Reviewed by Chris Ho

It’s hard to believe it has been four years since the release of Mike Edel’s debut album The Last of Our Mountains – a debut that earned the Victoria folk singer-songwriter national recognition with its roots firmly grounded in Western Canada. Born in rural Alberta, Edel’s songs re-awaken that sometimes long-forgotten Romantic era where vast wheat fields, outstretched blue skies and nostalgic landscapes inspired poets to capture the otherwise indescribable feelings of love and loss, and the memories of childhood. Once again, Mike Edel’s songwriting style feels spontaneous, organic and hard-hitting throughout his highly anticipated sophomore album, India, Seattle, which is set to release on April 14.

Those who are already fans of Edel’s debut album The Last Of Our Mountains, can sleep soundly knowing that the seasoned Island songwriter hasn’t strayed too far from the path on which he began. India, Seattle gives rise to much of the same folk-pop sentimentality found on his debut album, with its enchanting guitar hooks, compassionate lyrics, and infectious vocal melodies.

At the same time, his sophomore album is laden with twists and turns that dance uninhibited along the lines of straightforward folk-rock rhythms and artful, progressive soundscapes. Songs like “Blue Above the Green” and “St. Columba,” for example, begin with expectant acoustic guitars but then build gradually into a crescendo of crashing symbols and soft ambient noise that fill every crack and corner of the audio mix. The effect is emotionally potent – as if Edel has carefully plotted out the points where lightning strikes suddenly and a great storm whirls in all its chaos and darkness.

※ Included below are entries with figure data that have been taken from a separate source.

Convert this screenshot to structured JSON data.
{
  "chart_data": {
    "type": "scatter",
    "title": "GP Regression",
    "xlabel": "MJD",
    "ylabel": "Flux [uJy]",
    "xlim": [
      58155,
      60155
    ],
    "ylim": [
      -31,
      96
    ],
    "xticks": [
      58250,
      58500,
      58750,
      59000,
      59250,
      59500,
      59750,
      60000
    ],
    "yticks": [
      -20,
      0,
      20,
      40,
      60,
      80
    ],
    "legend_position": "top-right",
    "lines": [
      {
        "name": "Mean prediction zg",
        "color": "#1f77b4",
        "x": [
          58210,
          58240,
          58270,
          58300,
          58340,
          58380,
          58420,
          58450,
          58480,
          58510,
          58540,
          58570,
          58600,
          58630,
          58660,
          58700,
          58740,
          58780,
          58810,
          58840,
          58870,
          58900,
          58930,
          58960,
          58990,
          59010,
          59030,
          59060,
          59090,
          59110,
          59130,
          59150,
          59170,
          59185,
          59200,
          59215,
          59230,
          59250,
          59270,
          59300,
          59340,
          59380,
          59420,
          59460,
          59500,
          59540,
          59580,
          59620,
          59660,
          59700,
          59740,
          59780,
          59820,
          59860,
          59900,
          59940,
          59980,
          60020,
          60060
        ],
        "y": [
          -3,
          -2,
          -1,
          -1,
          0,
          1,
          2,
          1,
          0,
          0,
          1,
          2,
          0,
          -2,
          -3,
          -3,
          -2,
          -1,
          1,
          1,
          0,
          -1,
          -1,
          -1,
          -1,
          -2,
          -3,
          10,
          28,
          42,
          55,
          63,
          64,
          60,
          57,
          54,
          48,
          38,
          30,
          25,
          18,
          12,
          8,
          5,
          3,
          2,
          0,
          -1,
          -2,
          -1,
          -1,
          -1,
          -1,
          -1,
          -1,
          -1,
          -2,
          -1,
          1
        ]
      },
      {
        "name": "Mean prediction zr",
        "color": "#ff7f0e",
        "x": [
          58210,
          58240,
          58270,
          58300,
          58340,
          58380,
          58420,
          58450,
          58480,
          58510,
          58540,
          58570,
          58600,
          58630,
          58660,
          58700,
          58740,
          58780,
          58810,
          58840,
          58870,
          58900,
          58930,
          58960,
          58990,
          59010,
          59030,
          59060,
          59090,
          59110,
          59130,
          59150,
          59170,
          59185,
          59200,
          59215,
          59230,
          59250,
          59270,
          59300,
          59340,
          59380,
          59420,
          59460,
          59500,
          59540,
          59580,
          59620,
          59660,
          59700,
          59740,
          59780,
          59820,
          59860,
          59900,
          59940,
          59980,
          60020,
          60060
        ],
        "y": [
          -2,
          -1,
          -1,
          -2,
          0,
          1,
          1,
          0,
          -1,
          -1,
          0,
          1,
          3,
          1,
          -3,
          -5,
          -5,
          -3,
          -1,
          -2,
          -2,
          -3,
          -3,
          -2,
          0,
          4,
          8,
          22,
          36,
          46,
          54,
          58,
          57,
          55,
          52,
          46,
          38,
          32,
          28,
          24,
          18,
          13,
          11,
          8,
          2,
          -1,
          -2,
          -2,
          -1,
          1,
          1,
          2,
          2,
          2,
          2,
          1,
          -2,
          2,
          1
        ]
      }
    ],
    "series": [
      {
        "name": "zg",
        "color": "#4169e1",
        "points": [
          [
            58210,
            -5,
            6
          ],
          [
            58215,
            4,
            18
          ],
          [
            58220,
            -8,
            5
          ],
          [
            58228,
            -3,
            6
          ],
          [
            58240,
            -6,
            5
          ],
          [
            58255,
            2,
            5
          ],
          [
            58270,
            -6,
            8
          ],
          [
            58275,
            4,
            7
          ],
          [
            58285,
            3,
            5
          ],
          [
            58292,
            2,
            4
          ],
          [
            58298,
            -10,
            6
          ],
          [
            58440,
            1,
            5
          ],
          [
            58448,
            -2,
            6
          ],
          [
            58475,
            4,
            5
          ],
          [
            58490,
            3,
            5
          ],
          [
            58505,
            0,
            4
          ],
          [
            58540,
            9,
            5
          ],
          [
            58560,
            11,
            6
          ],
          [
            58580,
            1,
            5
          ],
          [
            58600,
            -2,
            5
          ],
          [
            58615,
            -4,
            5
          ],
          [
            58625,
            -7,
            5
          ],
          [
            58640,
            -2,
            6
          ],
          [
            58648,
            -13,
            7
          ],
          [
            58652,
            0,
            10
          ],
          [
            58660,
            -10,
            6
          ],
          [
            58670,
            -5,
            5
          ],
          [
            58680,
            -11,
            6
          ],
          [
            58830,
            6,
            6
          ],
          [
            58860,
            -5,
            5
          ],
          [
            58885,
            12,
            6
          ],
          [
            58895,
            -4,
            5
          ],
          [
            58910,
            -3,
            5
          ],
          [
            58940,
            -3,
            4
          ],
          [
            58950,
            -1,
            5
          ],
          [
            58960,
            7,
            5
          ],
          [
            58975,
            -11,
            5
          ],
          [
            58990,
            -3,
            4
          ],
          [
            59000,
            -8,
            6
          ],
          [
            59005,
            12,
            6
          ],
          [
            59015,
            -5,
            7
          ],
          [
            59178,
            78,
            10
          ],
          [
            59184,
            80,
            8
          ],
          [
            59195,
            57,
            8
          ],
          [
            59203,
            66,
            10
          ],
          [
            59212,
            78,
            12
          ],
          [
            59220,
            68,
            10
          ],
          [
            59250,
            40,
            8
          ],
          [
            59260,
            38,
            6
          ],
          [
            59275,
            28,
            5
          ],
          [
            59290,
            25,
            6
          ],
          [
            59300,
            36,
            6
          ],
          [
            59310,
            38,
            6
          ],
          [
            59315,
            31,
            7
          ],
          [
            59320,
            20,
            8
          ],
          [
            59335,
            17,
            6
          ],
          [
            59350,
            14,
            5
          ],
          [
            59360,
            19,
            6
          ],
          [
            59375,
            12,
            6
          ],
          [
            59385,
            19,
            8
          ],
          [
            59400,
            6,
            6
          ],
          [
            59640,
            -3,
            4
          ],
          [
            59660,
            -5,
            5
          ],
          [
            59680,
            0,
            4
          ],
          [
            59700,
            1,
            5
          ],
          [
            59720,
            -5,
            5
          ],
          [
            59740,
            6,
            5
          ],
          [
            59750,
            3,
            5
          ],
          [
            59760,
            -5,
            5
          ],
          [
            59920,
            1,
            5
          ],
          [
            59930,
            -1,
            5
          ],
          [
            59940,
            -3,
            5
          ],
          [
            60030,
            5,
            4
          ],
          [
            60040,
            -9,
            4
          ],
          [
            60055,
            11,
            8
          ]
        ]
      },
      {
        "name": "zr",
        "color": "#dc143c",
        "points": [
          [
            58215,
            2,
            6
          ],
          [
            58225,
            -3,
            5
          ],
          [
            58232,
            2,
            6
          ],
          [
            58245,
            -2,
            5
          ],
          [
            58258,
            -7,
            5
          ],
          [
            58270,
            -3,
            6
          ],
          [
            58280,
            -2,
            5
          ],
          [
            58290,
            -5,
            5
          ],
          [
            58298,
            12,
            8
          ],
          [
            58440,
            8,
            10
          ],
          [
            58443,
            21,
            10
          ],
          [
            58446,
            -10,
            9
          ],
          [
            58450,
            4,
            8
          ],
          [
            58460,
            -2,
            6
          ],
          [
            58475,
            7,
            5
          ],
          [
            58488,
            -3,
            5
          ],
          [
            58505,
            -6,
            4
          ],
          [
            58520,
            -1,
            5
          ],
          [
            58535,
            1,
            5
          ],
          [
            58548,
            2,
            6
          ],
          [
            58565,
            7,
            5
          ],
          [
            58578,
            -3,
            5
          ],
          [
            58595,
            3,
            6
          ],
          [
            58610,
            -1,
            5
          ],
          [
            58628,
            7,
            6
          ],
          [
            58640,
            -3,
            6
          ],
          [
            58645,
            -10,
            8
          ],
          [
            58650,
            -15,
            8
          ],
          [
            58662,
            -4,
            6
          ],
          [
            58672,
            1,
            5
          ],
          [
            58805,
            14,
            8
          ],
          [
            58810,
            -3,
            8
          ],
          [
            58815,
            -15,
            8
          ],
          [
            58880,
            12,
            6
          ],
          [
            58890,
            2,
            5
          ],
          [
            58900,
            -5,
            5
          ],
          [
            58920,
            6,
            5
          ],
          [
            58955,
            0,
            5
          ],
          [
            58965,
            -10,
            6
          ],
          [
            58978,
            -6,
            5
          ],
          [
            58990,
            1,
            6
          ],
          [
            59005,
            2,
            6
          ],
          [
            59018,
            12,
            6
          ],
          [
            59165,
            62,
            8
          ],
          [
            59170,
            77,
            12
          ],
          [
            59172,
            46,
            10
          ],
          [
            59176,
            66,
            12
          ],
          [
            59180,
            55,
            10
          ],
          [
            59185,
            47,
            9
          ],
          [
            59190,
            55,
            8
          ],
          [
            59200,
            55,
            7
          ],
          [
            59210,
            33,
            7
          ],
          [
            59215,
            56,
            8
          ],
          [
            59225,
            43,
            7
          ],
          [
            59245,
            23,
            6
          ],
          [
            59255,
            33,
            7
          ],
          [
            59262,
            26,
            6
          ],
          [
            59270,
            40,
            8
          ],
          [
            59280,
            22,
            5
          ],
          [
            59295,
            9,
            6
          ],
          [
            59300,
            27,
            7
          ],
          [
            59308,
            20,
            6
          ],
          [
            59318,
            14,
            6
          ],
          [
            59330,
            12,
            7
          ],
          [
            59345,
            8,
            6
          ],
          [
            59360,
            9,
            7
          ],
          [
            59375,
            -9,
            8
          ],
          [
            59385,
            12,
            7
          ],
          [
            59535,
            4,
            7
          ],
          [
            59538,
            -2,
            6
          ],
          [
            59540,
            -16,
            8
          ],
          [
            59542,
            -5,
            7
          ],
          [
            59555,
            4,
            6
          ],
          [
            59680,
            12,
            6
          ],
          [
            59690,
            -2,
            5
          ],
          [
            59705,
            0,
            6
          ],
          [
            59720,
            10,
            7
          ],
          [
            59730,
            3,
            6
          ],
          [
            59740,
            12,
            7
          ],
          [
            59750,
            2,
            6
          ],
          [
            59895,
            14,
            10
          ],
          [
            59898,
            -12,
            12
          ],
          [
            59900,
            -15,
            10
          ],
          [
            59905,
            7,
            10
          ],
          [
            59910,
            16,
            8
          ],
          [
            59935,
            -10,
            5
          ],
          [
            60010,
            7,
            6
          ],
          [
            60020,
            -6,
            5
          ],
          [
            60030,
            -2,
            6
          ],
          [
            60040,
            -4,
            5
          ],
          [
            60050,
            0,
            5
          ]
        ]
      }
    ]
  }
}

You can feel this especially in the climax of “St. Columba,” as Edel’s voice rises up through the reverb-rich guitars and splashing symbols: “Cut the ribbons, open the doors, down on your knees close to the floor and pray it will remain.” The “it” here is likely referring to nature itself; bringing to mind a timeless lyric where Bob Dylan is, arguably, addressing nature as he sings “you’re gonna’ make me lonesome when you go.”

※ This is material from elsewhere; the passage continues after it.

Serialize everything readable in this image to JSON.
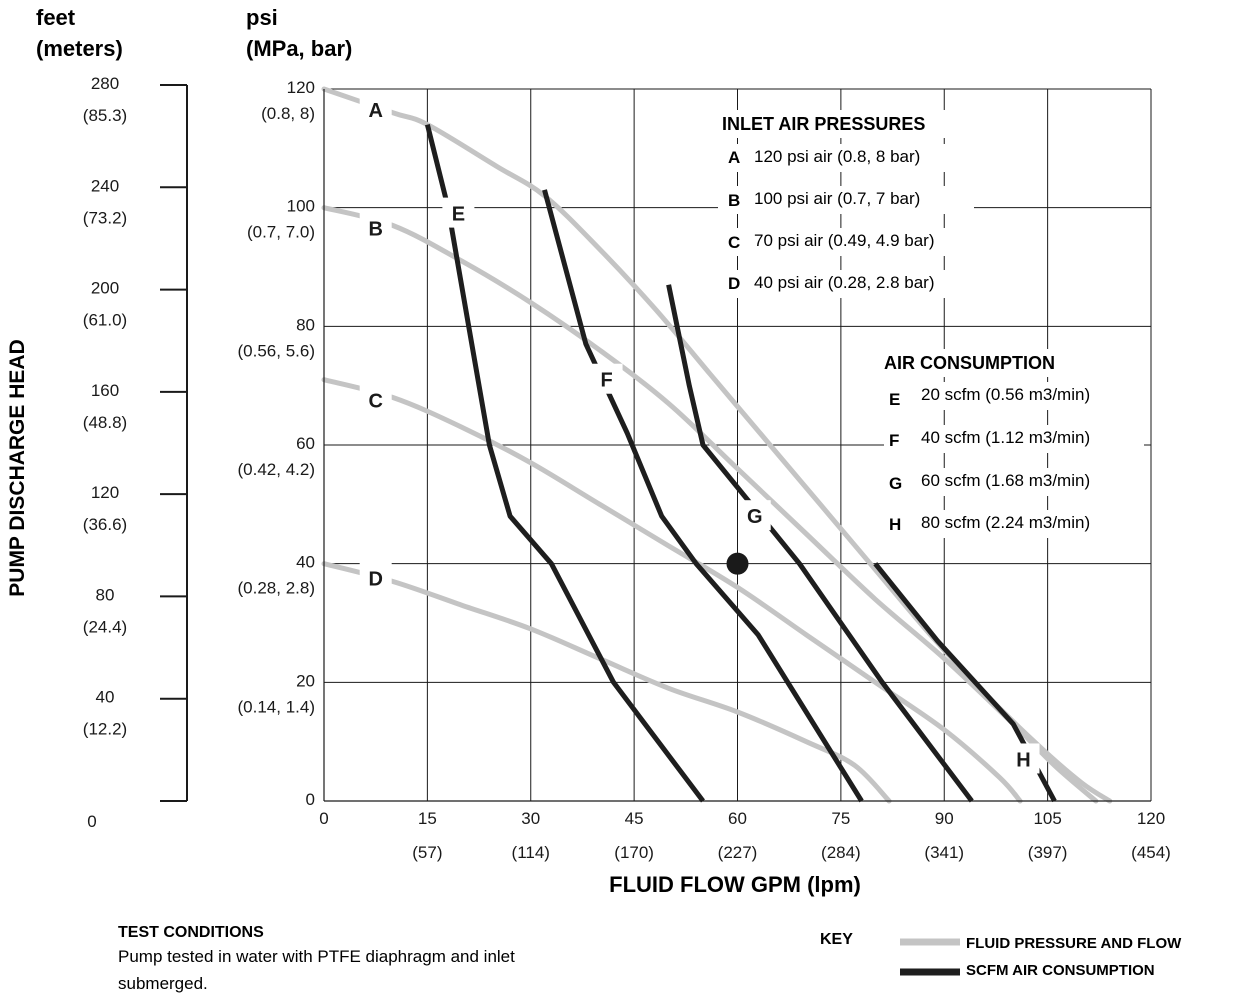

Needless to say, India, Seattle stands as a testament to Mike Edel’s growth as a songwriter and musical poet. It is tastefully infused with newfound depth and artful ambience that hadn’t been as thoroughly explored in his previous debut, The Last Of Our Mountains.

It is also worthwhile to call attention to the eclectic nature of the new album, which is another element that makes India, Seattle stand out from The Last Of Our Mountains. Edel may be consistent, but he is not repetitive. There are many different influences that make themselves apparent in his latest album.

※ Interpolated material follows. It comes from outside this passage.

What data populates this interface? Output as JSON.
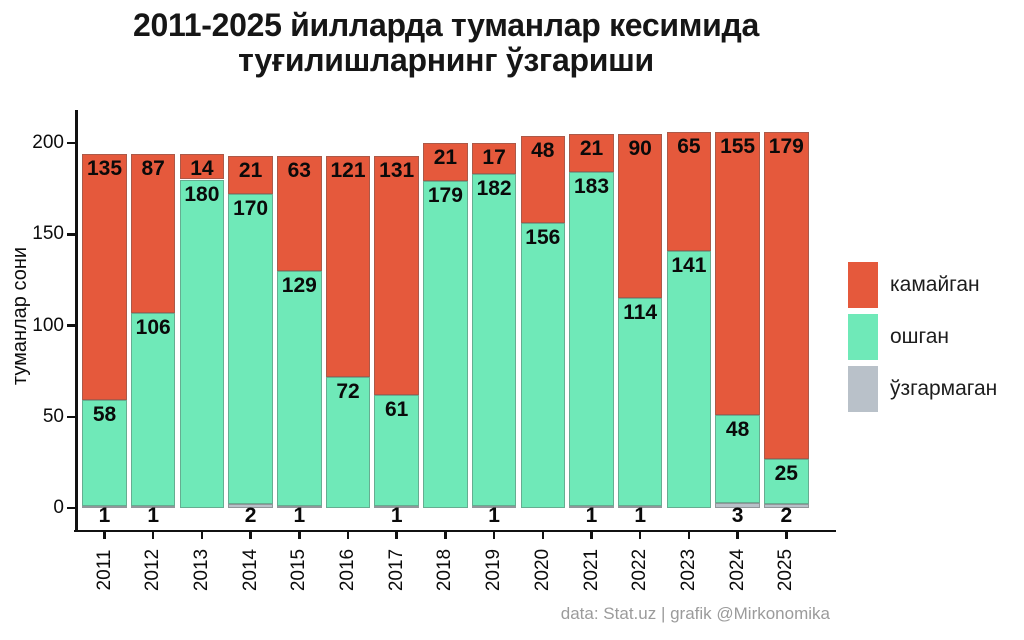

Some songs, such as “East Shore West Shore” and “Sunny Outside This Afternoon” have a very classic roots and folk sound to them; whereas others like “Thought About July” and “All The Morning” veer slightly to the way of alt country, with their twangy guitar licks and soft lap steel sounds. And there are even moments in “East Shore West Shore” and “All The Morning” that burst in the background with vocal hooks and bells singing brief little melodies that bring to mind an alt-pop vibe similar to Feist’s third full-length album, The Reminder.

Mike Edel makes no apology for the creative liberties he takes with India, Seattle. The pace of the album feels unrushed and effortless, and it is uncontrived in its deeper expression of love and nostalgia and the landscapes that shape our conceptions of the world around us. Where words fall short in describing the sometimes-cloudy haze of emotions, or the memories that remind us of what was found and what was lost, India, Seattle serves as a reminder that sometimes all you need to do is listen. And take it all in.

Chris Ho is a freelance writer and guitar and voice instructor.